Automation Market Hit $14 Billion In 2006

Will grow at 12% through 2011

The next five years will be a good one for automation suppliers as strong demand across the entire spectrum of the plant lifecycle and the scope of nearly all automation products and applications continues. According to a new ARC Advisory study, the total services market served by the automation suppliers approached $14 billion in 2006, and will grow at an average annual rate of over 12% through 2011.

Mature markets such as North America and Europe, the Middle East, and Africa (EMEA) constitute the bulk of the market for automation services, but revenue growth will be concentrated in the developing economies of China, the rest of Asia, and Latin America, the report said.

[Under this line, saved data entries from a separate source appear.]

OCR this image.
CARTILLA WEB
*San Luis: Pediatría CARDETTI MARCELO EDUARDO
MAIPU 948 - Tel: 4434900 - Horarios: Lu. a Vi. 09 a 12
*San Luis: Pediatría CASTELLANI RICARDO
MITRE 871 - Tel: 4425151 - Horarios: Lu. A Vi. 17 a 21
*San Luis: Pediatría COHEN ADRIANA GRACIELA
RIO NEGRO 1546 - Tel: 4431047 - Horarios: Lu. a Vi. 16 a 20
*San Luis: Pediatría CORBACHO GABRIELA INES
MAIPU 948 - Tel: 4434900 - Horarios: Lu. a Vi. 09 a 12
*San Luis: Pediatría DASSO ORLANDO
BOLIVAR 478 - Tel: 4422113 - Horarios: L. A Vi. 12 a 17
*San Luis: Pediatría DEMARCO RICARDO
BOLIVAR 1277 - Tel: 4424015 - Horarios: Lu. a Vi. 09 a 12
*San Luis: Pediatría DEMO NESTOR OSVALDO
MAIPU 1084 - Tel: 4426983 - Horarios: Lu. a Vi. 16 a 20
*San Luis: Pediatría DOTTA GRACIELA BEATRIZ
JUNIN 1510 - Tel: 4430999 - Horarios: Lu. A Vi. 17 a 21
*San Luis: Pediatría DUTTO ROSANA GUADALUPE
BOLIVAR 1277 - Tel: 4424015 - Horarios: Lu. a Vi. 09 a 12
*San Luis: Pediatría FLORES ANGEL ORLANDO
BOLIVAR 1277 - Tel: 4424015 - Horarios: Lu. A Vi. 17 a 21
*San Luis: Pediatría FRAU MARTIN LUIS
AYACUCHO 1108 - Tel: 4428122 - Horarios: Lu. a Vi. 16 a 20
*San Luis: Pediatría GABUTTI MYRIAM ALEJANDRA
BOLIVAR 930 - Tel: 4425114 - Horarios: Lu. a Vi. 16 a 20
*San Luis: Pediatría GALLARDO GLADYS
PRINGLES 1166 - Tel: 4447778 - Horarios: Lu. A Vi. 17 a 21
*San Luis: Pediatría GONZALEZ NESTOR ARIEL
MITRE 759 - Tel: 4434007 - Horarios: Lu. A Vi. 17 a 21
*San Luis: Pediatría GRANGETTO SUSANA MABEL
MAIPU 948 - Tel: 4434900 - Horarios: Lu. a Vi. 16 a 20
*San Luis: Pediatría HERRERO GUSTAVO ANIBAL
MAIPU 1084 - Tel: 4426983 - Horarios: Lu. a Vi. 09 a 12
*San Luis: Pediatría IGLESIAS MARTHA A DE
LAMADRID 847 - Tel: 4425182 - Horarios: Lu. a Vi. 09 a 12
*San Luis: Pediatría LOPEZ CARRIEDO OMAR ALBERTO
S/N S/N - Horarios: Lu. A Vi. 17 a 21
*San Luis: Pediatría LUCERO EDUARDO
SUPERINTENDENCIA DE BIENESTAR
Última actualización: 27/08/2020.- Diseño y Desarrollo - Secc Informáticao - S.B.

The Chinese market, for example, will be more than double the size of Japan by 2008 for automation services provided by suppliers.

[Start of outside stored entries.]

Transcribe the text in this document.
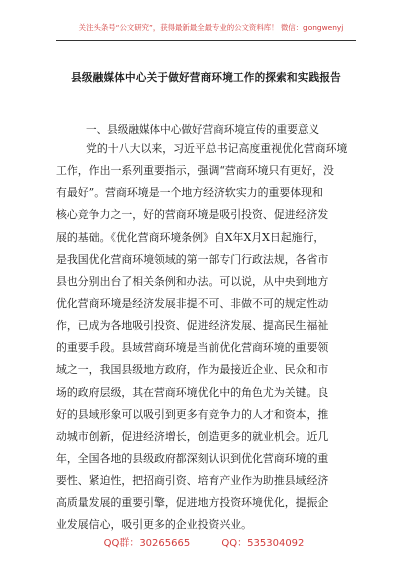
关注头条号“公文研究”，获得最新最全最专业的公文资料库！ 微信：gongwenyj
县级融媒体中心关于做好营商环境工作的探索和实践报告
一、县级融媒体中心做好营商环境宣传的重要意义
党的十八大以来，习近平总书记高度重视优化营商环境
工作，作出一系列重要指示，强调“营商环境只有更好，没
有最好”。营商环境是一个地方经济软实力的重要体现和
核心竞争力之一，好的营商环境是吸引投资、促进经济发
展的基础。《优化营商环境条例》自X年X月X日起施行，
是我国优化营商环境领域的第一部专门行政法规，各省市
县也分别出台了相关条例和办法。可以说，从中央到地方
优化营商环境是经济发展非提不可、非做不可的规定性动
作，已成为各地吸引投资、促进经济发展、提高民生福祉
的重要手段。县域营商环境是当前优化营商环境的重要领
域之一，我国县级地方政府，作为最接近企业、民众和市
场的政府层级，其在营商环境优化中的角色尤为关键。良
好的县域形象可以吸引到更多有竞争力的人才和资本，推
动城市创新，促进经济增长，创造更多的就业机会。近几
年，全国各地的县级政府都深刻认识到优化营商环境的重
要性、紧迫性，把招商引资、培育产业作为助推县域经济
高质量发展的重要引擎，促进地方投资环境优化，提振企
业发展信心，吸引更多的企业投资兴业。
QQ群：30265665	QQ：535304092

The report finds that a major contributor to the growth in services over the next several years is the continuing shortfall of skilled labor among end users. The average age of workers in manufacturing industries in developed countries is already over 50. The paradox is that although workers are getting older on average, the average retirement age has dropped to 58 years, in many cases due to the reengineering process of the past couple of decades. Several governments have responded by increasing the statutory age of retirement, in the case of Germany for instance, it has increased to 67 years.

In a recent interview, a major refining company stated they had lost 2,500 years of experience last year when 100 operators retired at one site, each with an average of 25 years of experience. As further evidence, a major chemical company analyzed their plant demographics and found one of their largest plants would lose 75% of its operating staff to retirement by the end of this decade. The same is also true of many discrete manufacturers.